BTW IMHO you should encode it in Base64 to save some space. Or rather, to fit more into whatever size you have.

jfoug commented 10 years ago

I am not fighting with base-64 on var sized data. base-16 is trivial to validate (and is done). Yes, smaller (would save from 2048 to 1365 for a 1k data blob).

Be my guest ;) It could be change later, without a format change (and work for both base16 and base-64, if you put some wart on the front end of the base 64 (like x64number)

Im in the process of checking in now.

jfoug commented 10 years ago

There is nothing in the format that says we can not bump up the size, from 1k to 100k.

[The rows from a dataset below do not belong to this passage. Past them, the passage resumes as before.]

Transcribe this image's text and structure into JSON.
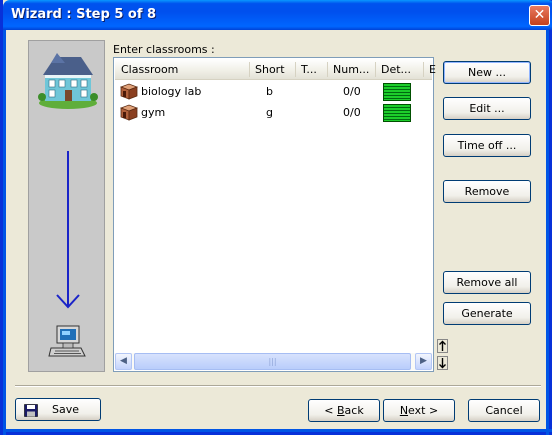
{
  "window": {
    "title": "Wizard : Step 5 of 8",
    "close_glyph": "✕"
  },
  "content": {
    "list_label": "Enter classrooms :"
  },
  "table": {
    "columns": [
      "Classroom",
      "Short",
      "T...",
      "Num...",
      "Det...",
      "E"
    ],
    "rows": [
      {
        "classroom": "biology lab",
        "short": "b",
        "t": "",
        "num": "0/0",
        "detail_color": "#1dce2b"
      },
      {
        "classroom": "gym",
        "short": "g",
        "t": "",
        "num": "0/0",
        "detail_color": "#1dce2b"
      }
    ],
    "scroll_grip": "|||"
  },
  "actions": {
    "new": "New ...",
    "edit": "Edit ...",
    "time_off": "Time off ...",
    "remove": "Remove",
    "remove_all": "Remove all",
    "generate": "Generate"
  },
  "footer": {
    "save": "Save",
    "back_prefix": "< ",
    "back_underlined": "B",
    "back_rest": "ack",
    "next_underlined": "N",
    "next_rest": "ext >",
    "cancel": "Cancel"
  },
  "icons": [
    "house-icon",
    "down-arrow-icon",
    "computer-icon",
    "room-icon",
    "save-disk-icon",
    "scroll-left-icon",
    "scroll-right-icon",
    "move-up-icon",
    "move-down-icon"
  ]
}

The buffer is a magnitude buffer. There is a size value, and they buffer. So bumping it up and down is trivial.

jfoug commented 10 years ago

Fixed/closed 528e6bc Format has been re-written. NOTE, older hashes WILL NOT work with new version. You will have to run zip2john again to create new hashes.

magnumripper commented 10 years ago

Awesome! I will test this.

frank-dittrich commented 10 years ago

On 07/07/2014 05:00 AM, JimF wrote:

I am not fighting with base-64 on var sized data. base-16 is trivial to validate (and is done). Yes, smaller (would save from 2048 to 1365 for a 1k data blob).

By now, we really should have (and use) some helper functions for base64 validation.

magnumripper commented 10 years ago

By now, we really should have (and use) some helper functions for base64 validation.

We have MIME Base64 in base64.[hc]. We might want to add some helpers if the current ones are too raw.